CAMI: Practical Cost-Aware Agent-Guided Multi-Indexing for Semantic Retrieval
Adnan Qidwai (IBM Software Innovation Lab), Anand Eswaran (IBM Software Innovation Lab), Sonam Mishra (IBM Software Innovation Lab), Jaydeep Sen (IBM Software Innovation Lab), Sachindra Joshi (IBM Software Innovation Lab)
System Optimization & Efficiency Architectural Patterns & Composition
CAMI is a cost-aware retrieval system that uses an agent to intelligently select which semantic enrichments—hypothetical queries, summaries, paraphrases—to generate per document chunk at index time, optimizing retrieval quality within a practical cost budget. It avoids the combinatorial explosion of exhaustively generating all enrichment types across large corpora.
Presentation
Talk
Paper Session 3: Systems Efficiency
Wednesday, May 27 · 4:10 PM – 4:20 PM
Bayshore Ballroom
Poster
Wednesday, May 27 · 5:15 PM – 6:45 PM
Carmel / Monterey
Abstract
RAG ingestion pipelines frequently augment search corpus index with semantic enrichment indices (e.g., synthetic queries or summaries generated from corpus chunks) that are subsequently queried alongside the base index to improve retrieval via better alignment between document representations and user intent.

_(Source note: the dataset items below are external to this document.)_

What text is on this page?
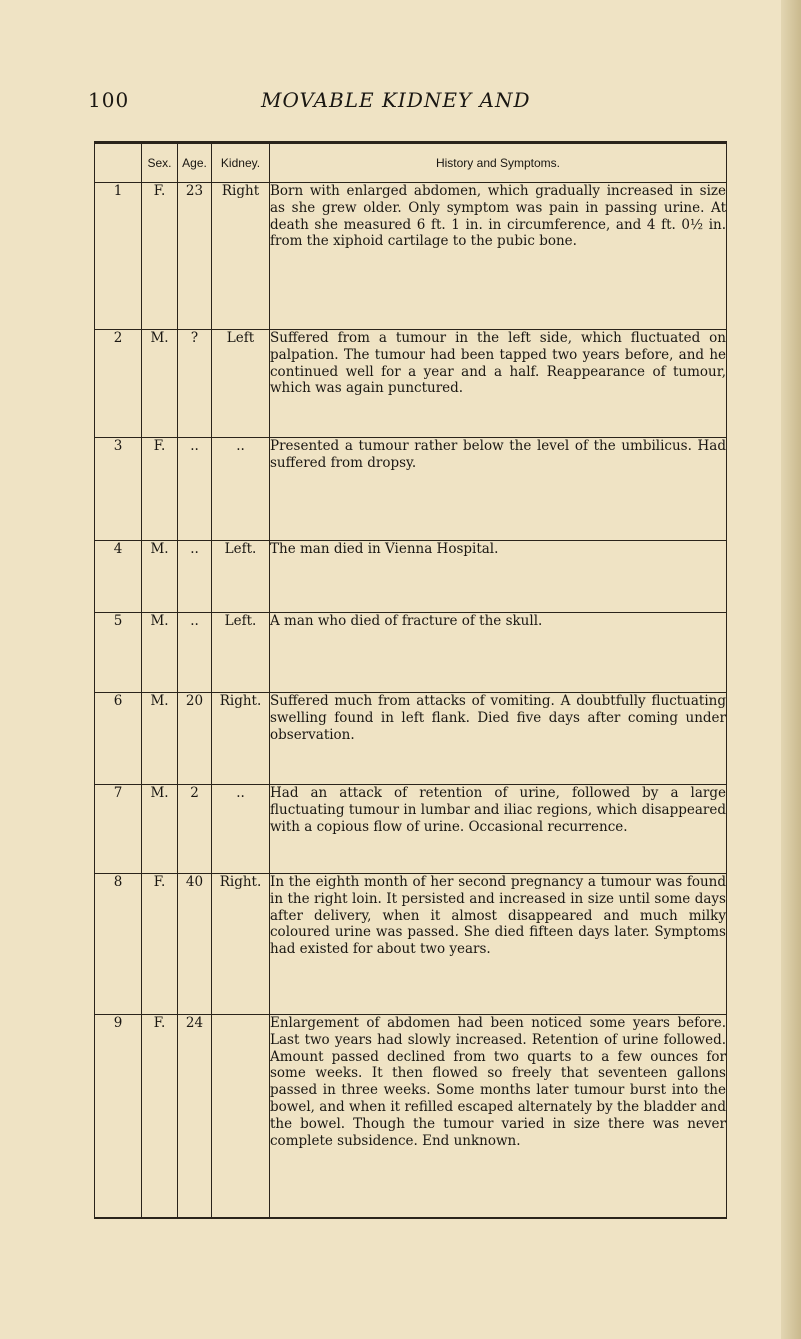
100	MOVABLE KIDNEY AND
	Sex.	Age.	Kidney.	History and Symptoms.
1	F.	23	Right	Born with enlarged abdomen, which gradually increased in size as she grew older. Only symptom was pain in passing urine. At death she measured 6 ft. 1 in. in circumference, and 4 ft. 0½ in. from the xiphoid cartilage to the pubic bone.
2	M.	?	Left	Suffered from a tumour in the left side, which fluctuated on palpation. The tumour had been tapped two years before, and he continued well for a year and a half. Reappearance of tumour, which was again punctured.
3	F.	..	..	Presented a tumour rather below the level of the umbilicus. Had suffered from dropsy.
4	M.	..	Left.	The man died in Vienna Hospital.
5	M.	..	Left.	A man who died of fracture of the skull.
6	M.	20	Right.	Suffered much from attacks of vomiting. A doubtfully fluctuating swelling found in left flank. Died five days after coming under observation.
7	M.	2	..	Had an attack of retention of urine, followed by a large fluctuating tumour in lumbar and iliac regions, which disappeared with a copious flow of urine. Occasional recurrence.
8	F.	40	Right.	In the eighth month of her second pregnancy a tumour was found in the right loin. It persisted and increased in size until some days after delivery, when it almost disappeared and much milky coloured urine was passed. She died fifteen days later. Symptoms had existed for about two years.
9	F.	24		Enlargement of abdomen had been noticed some years before. Last two years had slowly increased. Retention of urine followed. Amount passed declined from two quarts to a few ounces for some weeks. It then flowed so freely that seventeen gallons passed in three weeks. Some months later tumour burst into the bowel, and when it refilled escaped alternately by the bladder and the bowel. Though the tumour varied in size there was never complete subsidence. End unknown.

While these supplementary representations substantially improve retrieval quality, they introduce a computational bottleneck: the configuration space of enrichment types and generator models is combinatorial, and the cost of exhaustive index-time evaluation scales linearly with corpus size. We introduce CAMI (Cost-Aware Multi-Indexing), a framework that formalizes multi-index construction as a budgeted, multi-objective portfolio selection problem. CAMI targets the upstream decision of which enrichment views to generate and materialize before the retrieval backend is applied. CAMI incorporates three primary mechanisms: (i) an agentic discovery phase that proposes corpus-specific representation templates; (ii) an atomic-unit search procedure that evaluates individual enrichment-model pairs and recombines them via fidelity-local closure to identify synergistic portfolios; and (iii) a confidence-aware promotion schedule that prunes unpromising configurations early, decoupling optimization spend from total corpus size. We evaluate CAMI across diverse retrieval corpora. Our findings reveal that the framework systematically isolates high-recall portfolios under strict budget constraints, outperforming standard content-only baselines in challenging settings by up to 9.4% recall@10. Further, CAMI is able to systematically identify these high-recall portfolios using up to 5x less budget compared to random search baselines, making our approach practical in real production scenarios.